Optimal Pricing of Environmental and Natural Resource Use with Stock Externalities

UCD-ITS-RP-96-42

Journal Article

Suggested Citation:
Farzin, Yeganeh H. (1996) Optimal Pricing of Environmental and Natural Resource Use with Stock Externalities. Journal of Public Economics 62 (1-2), 31 - 57

Underlying some of the most pressing environmental problems are the interlinked resource and environmental stock externalities with threshold effects. Using a simple dynamic model, it is shown how in the face of such externalities the static market-based policy instruments such as Pigouvian taxes should be modified. It is shown that even if for an initial period there is going to be no pollution stock damage, the optimal policy still requires that abatement begins immediately and at increasing rates.
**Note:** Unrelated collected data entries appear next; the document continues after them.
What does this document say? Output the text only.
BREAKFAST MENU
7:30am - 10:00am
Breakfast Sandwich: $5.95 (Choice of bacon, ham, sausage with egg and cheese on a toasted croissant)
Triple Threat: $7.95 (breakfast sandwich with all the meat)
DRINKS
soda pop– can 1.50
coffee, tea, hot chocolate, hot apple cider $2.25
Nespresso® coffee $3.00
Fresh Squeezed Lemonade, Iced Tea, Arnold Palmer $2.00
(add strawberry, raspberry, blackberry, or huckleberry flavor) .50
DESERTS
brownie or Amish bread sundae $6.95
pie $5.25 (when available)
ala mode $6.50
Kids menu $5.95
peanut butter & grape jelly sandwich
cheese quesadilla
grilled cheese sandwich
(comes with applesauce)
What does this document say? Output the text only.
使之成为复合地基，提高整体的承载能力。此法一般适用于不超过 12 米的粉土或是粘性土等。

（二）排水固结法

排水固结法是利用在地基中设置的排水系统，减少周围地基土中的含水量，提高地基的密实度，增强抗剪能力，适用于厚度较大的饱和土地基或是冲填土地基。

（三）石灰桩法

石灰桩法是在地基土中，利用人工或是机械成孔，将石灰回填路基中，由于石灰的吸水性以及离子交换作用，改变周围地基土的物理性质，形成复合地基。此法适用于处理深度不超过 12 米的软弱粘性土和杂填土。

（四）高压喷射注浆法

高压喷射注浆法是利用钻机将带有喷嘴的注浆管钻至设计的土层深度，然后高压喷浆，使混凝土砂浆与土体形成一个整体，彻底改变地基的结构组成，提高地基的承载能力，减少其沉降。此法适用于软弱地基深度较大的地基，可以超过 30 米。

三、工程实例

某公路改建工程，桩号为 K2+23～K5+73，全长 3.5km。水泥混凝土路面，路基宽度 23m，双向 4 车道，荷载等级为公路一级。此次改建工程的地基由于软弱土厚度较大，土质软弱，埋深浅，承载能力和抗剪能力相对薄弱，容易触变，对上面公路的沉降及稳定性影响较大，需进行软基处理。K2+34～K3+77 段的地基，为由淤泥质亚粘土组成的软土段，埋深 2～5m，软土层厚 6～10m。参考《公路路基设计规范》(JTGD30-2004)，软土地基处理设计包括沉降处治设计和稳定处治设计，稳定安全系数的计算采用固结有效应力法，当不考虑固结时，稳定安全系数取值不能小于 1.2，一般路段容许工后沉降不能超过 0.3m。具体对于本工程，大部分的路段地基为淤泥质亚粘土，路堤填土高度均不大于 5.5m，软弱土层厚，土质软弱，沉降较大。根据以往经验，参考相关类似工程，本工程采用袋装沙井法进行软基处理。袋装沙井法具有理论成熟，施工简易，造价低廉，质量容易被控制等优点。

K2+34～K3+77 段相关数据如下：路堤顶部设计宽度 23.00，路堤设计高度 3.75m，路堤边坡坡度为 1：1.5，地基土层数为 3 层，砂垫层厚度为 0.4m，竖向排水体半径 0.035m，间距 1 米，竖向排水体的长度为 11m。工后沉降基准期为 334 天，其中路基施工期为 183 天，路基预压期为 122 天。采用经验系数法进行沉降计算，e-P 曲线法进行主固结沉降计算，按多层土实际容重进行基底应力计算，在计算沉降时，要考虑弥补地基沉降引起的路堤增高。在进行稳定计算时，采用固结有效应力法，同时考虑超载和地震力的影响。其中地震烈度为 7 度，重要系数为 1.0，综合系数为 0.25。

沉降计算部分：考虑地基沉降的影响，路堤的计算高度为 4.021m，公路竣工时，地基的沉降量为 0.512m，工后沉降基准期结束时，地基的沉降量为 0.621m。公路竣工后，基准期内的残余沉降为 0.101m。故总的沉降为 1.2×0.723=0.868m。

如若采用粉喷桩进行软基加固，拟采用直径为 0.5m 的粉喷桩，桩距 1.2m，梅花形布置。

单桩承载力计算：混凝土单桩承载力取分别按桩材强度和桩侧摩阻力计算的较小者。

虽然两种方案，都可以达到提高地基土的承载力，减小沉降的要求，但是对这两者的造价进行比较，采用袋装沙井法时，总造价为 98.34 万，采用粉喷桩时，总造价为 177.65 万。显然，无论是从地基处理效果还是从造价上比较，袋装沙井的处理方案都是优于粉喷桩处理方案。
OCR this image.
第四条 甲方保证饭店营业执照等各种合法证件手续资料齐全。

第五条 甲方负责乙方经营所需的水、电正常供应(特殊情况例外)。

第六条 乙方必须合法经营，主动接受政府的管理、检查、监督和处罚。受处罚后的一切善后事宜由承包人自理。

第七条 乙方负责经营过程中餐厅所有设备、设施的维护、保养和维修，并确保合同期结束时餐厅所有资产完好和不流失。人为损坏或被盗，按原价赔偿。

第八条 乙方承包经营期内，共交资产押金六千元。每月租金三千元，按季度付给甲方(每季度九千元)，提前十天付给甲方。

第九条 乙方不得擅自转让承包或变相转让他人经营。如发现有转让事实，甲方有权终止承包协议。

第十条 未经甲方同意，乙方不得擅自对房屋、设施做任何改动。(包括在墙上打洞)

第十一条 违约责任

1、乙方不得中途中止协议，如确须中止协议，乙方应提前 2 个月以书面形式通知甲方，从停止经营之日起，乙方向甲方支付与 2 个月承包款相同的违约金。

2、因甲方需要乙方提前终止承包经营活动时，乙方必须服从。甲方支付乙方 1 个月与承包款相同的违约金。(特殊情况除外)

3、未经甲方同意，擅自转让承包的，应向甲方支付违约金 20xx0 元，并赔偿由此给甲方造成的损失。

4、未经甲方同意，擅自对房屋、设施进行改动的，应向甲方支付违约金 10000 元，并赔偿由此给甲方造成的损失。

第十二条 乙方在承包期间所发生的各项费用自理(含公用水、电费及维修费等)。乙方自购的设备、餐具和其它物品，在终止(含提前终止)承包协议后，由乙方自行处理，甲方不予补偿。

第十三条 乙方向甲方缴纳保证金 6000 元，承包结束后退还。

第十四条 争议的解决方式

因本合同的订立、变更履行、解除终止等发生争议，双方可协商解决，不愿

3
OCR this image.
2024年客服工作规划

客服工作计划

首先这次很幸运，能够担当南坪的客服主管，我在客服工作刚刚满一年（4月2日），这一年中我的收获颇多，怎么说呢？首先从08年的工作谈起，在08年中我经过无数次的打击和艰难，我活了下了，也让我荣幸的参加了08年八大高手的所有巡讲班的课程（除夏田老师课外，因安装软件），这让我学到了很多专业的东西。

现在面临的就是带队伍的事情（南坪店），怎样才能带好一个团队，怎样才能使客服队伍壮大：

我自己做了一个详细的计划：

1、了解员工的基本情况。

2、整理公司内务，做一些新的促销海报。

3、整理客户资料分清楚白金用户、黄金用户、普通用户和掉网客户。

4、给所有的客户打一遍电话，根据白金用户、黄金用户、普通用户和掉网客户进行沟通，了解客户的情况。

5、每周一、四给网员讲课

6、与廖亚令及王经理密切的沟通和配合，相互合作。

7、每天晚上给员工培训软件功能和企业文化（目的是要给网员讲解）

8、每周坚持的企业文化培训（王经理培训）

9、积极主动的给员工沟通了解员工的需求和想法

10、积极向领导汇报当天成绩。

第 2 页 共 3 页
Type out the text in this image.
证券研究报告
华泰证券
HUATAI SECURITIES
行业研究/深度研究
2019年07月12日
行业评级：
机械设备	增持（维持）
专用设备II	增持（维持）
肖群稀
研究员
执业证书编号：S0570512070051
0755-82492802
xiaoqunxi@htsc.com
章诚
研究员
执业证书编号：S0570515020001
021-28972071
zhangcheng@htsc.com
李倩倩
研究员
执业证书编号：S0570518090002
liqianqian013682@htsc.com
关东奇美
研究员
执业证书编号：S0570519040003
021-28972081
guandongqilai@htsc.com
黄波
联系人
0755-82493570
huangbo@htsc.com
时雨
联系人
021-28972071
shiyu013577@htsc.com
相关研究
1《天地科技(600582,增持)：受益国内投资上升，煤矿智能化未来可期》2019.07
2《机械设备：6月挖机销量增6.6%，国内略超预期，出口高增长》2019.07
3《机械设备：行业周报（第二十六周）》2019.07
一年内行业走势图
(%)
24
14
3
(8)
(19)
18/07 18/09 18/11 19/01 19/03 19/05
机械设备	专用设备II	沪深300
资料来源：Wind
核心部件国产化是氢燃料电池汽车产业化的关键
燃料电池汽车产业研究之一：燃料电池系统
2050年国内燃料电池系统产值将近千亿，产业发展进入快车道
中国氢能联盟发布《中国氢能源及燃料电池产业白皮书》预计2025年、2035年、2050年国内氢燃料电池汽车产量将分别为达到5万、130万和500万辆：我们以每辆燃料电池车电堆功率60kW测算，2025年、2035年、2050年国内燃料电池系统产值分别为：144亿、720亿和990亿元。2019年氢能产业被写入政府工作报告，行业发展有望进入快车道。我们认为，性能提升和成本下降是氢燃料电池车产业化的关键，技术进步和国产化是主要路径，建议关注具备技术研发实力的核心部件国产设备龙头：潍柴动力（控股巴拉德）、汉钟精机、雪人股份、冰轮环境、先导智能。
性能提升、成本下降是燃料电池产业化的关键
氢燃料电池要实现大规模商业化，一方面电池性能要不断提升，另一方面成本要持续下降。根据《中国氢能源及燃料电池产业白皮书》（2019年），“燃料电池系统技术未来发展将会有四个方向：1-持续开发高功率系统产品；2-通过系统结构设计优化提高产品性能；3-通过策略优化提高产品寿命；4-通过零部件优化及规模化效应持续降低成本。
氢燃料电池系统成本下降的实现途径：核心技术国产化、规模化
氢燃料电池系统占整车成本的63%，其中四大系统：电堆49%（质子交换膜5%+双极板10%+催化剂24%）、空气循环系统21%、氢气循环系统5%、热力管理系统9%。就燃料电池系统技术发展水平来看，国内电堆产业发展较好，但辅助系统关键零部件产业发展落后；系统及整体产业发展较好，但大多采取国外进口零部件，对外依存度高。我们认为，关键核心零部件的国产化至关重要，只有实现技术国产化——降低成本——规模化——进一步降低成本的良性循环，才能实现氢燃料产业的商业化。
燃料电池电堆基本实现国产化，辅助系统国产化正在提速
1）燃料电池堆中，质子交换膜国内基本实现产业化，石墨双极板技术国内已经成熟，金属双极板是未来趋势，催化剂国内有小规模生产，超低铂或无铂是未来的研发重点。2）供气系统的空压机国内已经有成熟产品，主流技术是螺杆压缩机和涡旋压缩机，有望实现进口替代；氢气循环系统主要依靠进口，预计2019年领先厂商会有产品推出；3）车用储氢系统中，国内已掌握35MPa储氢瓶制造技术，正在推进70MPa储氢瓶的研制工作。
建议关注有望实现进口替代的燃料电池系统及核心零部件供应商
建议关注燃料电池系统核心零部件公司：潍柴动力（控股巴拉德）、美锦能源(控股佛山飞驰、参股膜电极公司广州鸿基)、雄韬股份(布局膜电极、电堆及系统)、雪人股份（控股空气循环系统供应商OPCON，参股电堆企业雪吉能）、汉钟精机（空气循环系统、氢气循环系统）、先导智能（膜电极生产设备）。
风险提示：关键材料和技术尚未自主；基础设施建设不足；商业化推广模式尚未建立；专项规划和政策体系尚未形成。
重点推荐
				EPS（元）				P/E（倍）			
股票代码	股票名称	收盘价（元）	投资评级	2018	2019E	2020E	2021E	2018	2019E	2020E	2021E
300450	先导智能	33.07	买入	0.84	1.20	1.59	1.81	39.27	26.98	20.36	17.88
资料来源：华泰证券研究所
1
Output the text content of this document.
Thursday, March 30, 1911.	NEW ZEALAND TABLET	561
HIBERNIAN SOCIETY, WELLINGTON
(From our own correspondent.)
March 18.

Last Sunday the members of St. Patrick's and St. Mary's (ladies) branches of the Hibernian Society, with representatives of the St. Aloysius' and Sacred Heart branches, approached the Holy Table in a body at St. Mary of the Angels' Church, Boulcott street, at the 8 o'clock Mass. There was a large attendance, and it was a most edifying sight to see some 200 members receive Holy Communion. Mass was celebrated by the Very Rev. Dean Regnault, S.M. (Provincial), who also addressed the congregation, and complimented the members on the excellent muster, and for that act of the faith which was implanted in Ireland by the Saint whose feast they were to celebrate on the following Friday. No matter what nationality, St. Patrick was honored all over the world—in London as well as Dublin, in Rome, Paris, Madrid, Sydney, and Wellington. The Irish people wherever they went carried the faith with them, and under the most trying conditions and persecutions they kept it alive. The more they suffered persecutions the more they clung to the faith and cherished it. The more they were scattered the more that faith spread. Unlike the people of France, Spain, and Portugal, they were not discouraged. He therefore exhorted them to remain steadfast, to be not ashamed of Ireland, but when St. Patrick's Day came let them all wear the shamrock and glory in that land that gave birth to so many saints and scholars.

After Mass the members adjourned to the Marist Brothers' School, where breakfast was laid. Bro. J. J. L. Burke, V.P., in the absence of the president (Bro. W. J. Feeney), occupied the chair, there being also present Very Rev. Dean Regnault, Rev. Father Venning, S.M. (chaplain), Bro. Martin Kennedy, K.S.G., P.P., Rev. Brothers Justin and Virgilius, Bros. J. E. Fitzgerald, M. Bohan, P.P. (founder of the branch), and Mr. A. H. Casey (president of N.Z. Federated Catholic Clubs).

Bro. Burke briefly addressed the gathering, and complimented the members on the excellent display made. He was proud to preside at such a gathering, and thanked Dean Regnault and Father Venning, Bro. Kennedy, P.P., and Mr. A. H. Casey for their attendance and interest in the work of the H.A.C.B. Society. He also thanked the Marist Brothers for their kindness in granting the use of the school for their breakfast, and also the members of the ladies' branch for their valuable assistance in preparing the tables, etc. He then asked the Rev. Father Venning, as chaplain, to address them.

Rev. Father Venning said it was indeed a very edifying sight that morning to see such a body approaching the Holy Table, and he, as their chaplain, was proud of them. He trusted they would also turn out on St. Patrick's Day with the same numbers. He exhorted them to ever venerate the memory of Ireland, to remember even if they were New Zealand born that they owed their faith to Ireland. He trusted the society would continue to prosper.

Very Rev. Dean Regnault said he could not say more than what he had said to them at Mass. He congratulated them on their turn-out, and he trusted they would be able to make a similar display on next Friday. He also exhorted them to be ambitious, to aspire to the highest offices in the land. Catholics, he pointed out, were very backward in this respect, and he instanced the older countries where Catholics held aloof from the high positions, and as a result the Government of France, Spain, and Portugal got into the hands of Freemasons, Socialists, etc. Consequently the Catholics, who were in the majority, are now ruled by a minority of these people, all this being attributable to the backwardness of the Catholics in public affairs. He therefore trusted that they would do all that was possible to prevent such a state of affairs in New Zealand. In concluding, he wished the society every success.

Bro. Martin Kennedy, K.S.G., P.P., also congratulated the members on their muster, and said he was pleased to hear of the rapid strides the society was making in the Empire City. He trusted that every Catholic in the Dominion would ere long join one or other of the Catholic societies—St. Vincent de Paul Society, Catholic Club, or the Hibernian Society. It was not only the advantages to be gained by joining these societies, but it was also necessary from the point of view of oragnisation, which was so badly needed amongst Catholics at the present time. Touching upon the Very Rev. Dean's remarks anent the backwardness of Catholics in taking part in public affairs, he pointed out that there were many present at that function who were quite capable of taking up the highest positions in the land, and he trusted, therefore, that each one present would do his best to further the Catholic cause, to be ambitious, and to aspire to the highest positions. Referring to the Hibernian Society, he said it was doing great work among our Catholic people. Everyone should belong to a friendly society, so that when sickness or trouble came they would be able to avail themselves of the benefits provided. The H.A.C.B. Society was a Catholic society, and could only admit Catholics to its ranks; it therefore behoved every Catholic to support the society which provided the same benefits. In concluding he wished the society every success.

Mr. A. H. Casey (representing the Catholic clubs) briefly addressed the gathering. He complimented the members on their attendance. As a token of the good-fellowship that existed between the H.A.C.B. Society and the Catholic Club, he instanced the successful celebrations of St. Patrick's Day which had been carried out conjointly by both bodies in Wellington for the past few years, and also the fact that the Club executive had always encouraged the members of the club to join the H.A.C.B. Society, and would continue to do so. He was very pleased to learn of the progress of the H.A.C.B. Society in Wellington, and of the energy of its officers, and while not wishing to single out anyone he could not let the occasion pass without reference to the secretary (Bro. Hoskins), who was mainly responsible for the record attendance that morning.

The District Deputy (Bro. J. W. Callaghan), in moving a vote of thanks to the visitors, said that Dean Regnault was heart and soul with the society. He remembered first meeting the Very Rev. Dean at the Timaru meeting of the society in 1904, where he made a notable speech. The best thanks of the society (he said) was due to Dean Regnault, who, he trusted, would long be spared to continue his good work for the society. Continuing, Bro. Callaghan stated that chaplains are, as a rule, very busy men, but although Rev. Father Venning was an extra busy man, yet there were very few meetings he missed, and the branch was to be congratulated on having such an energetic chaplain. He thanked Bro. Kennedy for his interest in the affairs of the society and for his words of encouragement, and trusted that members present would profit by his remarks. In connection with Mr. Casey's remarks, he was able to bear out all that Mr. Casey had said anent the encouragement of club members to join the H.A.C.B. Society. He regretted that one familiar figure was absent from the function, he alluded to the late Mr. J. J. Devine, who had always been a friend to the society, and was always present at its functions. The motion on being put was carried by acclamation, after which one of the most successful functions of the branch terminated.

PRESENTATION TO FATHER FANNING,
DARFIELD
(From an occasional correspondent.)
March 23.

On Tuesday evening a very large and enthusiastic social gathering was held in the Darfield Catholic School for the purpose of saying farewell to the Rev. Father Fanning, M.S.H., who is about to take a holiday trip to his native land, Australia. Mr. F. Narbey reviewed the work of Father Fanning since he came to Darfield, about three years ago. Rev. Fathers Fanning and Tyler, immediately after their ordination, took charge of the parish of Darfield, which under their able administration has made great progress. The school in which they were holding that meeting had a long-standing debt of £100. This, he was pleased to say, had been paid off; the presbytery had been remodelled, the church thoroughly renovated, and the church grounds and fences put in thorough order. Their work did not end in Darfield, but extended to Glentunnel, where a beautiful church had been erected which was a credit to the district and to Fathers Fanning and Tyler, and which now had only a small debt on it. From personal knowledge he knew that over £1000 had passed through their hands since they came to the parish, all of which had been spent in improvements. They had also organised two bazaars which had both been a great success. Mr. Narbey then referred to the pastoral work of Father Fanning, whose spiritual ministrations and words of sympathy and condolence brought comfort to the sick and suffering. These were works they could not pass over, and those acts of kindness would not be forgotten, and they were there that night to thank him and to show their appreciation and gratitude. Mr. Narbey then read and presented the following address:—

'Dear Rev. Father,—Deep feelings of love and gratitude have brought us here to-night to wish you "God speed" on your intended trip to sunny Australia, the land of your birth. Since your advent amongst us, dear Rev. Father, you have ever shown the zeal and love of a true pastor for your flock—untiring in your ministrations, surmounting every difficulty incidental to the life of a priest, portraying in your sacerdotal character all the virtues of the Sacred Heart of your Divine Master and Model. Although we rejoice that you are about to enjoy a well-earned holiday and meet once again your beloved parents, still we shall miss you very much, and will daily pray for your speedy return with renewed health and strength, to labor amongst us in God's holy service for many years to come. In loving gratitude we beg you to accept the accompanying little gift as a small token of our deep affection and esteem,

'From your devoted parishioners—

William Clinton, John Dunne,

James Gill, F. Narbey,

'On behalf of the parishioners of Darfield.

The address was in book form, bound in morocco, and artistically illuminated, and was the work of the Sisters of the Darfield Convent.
Simulation of the model for the case of fossil fuel burning and the consequent global warming shows that the optimal carbon tax, and therefore the optimal control strategy, is particularly sensitive to changes in the marginal abatement cost and the level of fossil fuel demand. Policy simulations contrast the optimal control policy with, and estimate the welfare losses from, alternative policies deriving from arbitrary tax paths. The latter include: (i) a no-tax policy, (ii) a constant carbon tax rate, (iii) the European Community's proposed carbon tax path, and (iv) a delayed optimal tax path.